Bagaimana dengan wanita haid?
Tentunya
semangat ini juga layak dimiliki seorang wanita muslimah. Dia berhak
mendapat keutamaan dan kemuliaan melalui Al-Qur'an. Dia harus berlomba
memperbanyak membaca Al-Qur'an dan sesering mungkin menghatamkannya pada bulan
barakah ini. Namun, ada satu kendala bagi kaum hawa ini dengan ketetapan
yang Allah tulis atas mereka, yaitu mendapat tamu bulanan. Dapatkah mereka
tetap membaca Al-Qur'an untuk mendapat keberkahan yang lebih, khususnya pada
bulan Ramadlan?
Memang
mayoritas ulama berpendapat bahwa wanita haid dan nifas tidak bisa membaca
Al-Qur'an berdasarkan hadits,
لا يقرأ الجنب
ولا الحائض شيئا من القرآن
" Orang yang junub dan perempuan haid tidak bisa
membaca Al-Qur'an sedikitpun. "
Syaikhul
Islam Ibnu Taimiyah berkata, Adapun orang junub dan haid untuk membaca
Al-Qur'an, maka di kalangan ulama ada tiga pendapat:
Sebagiannya
memungkinkan untuk orang ini dan itu. Ini adalah madzhab Abu Hanifah dan
yang masyhur dari madhab Imam Syafi'i dan Ahmad. Sebagian yang lain tidak
memungkinkan untuk orang junub dan bisa untuk wanita haid, baik secara bebas
atau karena takut lupa hafalannya.Ini adalah madhab Malik dan sebagian pendapat
madhab Ahmad dan lainnya.
Hadits
terkait dengan wanita haid membaca Al-Qur'an hanya satu riwayat
saja.
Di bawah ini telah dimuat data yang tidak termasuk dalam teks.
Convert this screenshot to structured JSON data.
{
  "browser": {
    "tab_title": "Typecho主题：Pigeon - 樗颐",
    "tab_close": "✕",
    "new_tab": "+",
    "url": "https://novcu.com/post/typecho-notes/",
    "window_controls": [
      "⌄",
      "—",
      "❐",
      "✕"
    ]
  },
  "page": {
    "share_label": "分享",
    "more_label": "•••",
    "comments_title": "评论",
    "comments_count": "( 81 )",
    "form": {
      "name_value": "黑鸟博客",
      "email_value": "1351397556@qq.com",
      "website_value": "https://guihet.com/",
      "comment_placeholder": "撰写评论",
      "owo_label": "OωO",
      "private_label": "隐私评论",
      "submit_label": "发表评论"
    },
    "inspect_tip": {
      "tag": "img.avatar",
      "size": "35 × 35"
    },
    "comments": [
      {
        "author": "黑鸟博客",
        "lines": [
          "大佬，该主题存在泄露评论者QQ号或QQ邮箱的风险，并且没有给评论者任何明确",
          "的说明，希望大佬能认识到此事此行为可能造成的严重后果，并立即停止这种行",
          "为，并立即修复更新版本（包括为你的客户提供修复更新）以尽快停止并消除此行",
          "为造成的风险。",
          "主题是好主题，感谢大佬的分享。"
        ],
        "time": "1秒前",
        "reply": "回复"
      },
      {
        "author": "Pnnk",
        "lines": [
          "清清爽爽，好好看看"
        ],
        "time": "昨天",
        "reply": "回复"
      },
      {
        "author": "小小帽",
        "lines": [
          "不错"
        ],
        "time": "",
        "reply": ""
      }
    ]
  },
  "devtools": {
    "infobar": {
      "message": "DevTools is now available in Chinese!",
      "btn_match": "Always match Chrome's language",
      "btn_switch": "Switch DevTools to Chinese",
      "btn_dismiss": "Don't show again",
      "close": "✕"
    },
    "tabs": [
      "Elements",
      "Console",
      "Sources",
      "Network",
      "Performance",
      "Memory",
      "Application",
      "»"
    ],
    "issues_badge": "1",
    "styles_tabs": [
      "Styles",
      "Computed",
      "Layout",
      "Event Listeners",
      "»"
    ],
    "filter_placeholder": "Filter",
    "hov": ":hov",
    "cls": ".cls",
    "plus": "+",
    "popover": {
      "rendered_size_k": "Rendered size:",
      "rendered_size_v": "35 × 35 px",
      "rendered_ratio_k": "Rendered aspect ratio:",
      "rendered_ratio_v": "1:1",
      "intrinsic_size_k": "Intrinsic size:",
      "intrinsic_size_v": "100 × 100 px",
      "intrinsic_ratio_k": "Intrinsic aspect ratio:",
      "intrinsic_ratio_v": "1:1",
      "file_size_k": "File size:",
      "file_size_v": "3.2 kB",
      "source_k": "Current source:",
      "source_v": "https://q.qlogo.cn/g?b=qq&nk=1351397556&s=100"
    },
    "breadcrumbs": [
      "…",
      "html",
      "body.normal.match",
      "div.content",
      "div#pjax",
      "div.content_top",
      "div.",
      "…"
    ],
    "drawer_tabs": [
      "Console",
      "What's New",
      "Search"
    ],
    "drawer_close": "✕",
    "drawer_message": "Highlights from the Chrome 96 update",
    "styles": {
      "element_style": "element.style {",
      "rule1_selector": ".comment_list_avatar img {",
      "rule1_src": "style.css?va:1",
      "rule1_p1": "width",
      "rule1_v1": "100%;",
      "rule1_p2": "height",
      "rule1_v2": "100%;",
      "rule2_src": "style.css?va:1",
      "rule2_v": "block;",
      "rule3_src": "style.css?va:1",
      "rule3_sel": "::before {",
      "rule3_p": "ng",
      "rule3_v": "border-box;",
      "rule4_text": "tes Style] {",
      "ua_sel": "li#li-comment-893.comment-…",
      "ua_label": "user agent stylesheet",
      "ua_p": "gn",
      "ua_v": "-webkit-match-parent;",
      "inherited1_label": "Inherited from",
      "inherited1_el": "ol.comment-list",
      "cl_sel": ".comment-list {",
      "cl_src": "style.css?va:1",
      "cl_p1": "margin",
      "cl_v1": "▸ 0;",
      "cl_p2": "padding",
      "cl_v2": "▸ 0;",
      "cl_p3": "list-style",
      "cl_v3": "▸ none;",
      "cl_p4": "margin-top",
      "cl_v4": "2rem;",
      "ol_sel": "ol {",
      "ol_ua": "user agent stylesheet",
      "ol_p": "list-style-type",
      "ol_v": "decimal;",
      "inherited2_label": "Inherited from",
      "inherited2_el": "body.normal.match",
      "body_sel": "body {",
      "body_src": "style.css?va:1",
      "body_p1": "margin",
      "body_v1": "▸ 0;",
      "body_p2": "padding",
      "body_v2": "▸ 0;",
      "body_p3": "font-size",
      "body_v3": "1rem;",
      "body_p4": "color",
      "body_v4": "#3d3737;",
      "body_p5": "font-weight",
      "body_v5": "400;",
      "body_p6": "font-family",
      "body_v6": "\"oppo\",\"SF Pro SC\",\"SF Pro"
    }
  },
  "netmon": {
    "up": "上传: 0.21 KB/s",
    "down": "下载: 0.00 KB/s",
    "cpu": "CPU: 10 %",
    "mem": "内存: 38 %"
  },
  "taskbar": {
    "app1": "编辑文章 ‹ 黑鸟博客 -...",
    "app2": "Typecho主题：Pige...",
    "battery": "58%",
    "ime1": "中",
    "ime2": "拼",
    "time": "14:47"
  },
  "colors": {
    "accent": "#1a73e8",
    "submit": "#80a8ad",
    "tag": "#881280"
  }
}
Yaitu hadits yang diriwayatkan dari Ismail bin 'Ayyasy, dari Musa
bin Uqbah, dari Nafi, dari Ibnu Umar;
لا تقرأ الحائض
ولا الجنب من القرآن شيئا
" Wanita haid dan orang junub tidak bisa membaca
Al-Qur'an sama sekali. " (HR. Abu Dawud dan lainnya) ini
merupakan hadits dhaif berdasarkan kesepakatan ulama ahli hadits. Haidts
Yang diriwayatkan dari Ismail bin 'Ayyasy oleh Hijaziyyin (orang-orang Hijaz)
adalah hadits lemah berbeda kalau yang meriwayatkan adalah Syamiyyin
(orang-orang Syam). Dan tak seorangpun perawi yang tsiqah (terpercaya)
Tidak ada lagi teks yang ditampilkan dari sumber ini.